– Puedes seguir ordenándomelo todas las veces que quieras: no pienso ir a ninguna parte.
– Oh, claro que vas a ir.
– Gabe, soy consciente de que estás preocupado. Yo también lo estoy. Pero esta es la primera vez que tengo una oportunidad auténtica de ayudar a mi hermano. Confía en mí. No hay nada ni nadie que pueda detenerme.
Pronunció la última frase en un tono tan firme y sereno que a Gabe le entraron ganas de retorcerle el cuello.
Como la habitación de Rebecca disponía de muy poco espacio libre, Gabe comenzó a caminar por uno de los lados de la cama. Rebecca lo imitó por el otro. Y sus ojos se encontraban cada vez que giraban.

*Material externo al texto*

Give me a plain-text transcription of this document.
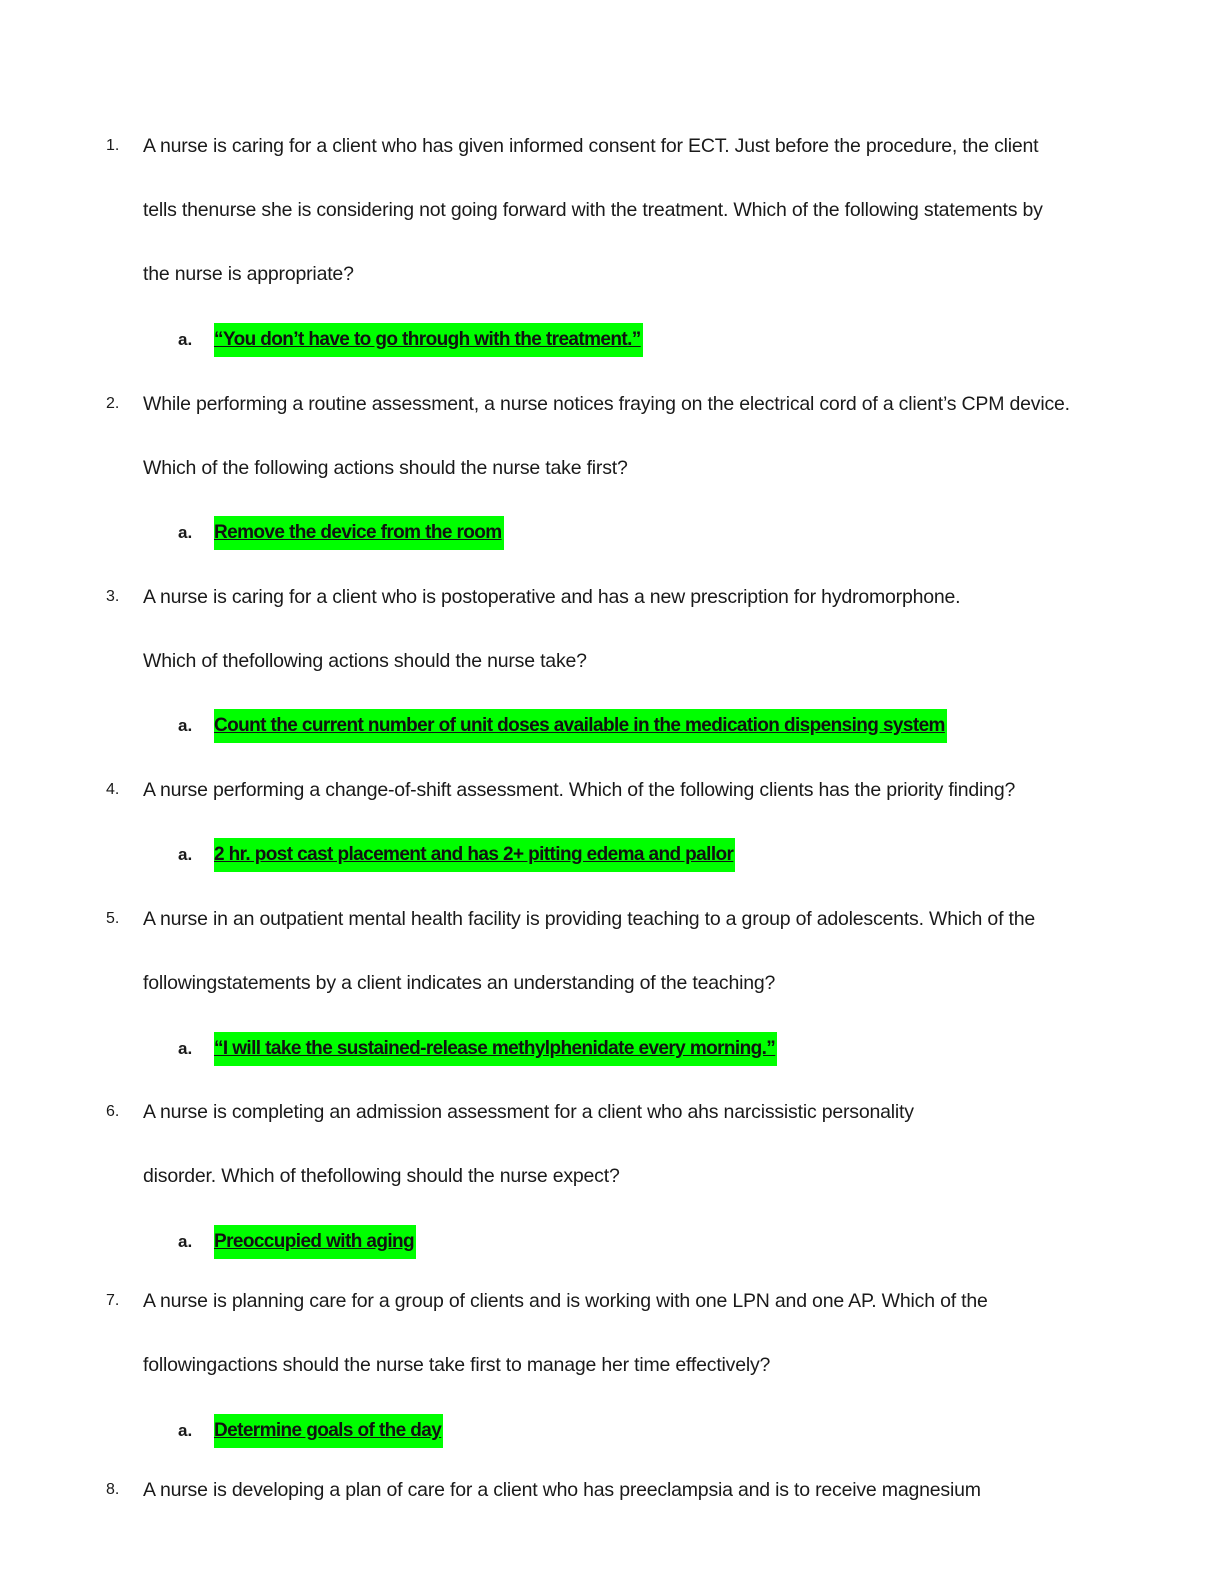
1. A nurse is caring for a client who has given informed consent for ECT. Just before the procedure, the client
tells thenurse she is considering not going forward with the treatment. Which of the following statements by
the nurse is appropriate?
a. “You don’t have to go through with the treatment.”
2. While performing a routine assessment, a nurse notices fraying on the electrical cord of a client’s CPM device.
Which of the following actions should the nurse take first?
a. Remove the device from the room
3. A nurse is caring for a client who is postoperative and has a new prescription for hydromorphone.
Which of thefollowing actions should the nurse take?
a. Count the current number of unit doses available in the medication dispensing system
4. A nurse performing a change-of-shift assessment. Which of the following clients has the priority finding?
a. 2 hr. post cast placement and has 2+ pitting edema and pallor
5. A nurse in an outpatient mental health facility is providing teaching to a group of adolescents. Which of the
followingstatements by a client indicates an understanding of the teaching?
a. “I will take the sustained-release methylphenidate every morning.”
6. A nurse is completing an admission assessment for a client who ahs narcissistic personality
disorder. Which of thefollowing should the nurse expect?
a. Preoccupied with aging
7. A nurse is planning care for a group of clients and is working with one LPN and one AP. Which of the
followingactions should the nurse take first to manage her time effectively?
a. Determine goals of the day
8. A nurse is developing a plan of care for a client who has preeclampsia and is to receive magnesium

Gabe nunca se había peleado con una mujer. Jamás. Y, desde luego, jamás le había tenido que gritar a una mujer. Era algo que iba en contra de su ética y de lo que su instinto le decía sobre la conducta que un hombre debía mantener con el sexo opuesto.
La culpabilidad hacía añicos su conciencia. Pero el hecho de sentirse culpable por haberle gritado no le resultaba demasiado doloroso. Al fin y al cabo, Rebecca estaba siendo tan cabezota y tozuda como un burro. Y si se viera en la obligación de retorcer el idealista cuello de Rebecca para poder mantenerla con vida, lo haría. Gabe había intimidado a hombres que estaban bajo sus órdenes con la mitad de esfuerzo. Hasta ese momento, nada parecía haber intimidado o asustado a esa condenada pelirroja. Lo cual era una prueba más de que era una mujer temeraria e imprudente. No tenía la menor idea de lo que era el peligro.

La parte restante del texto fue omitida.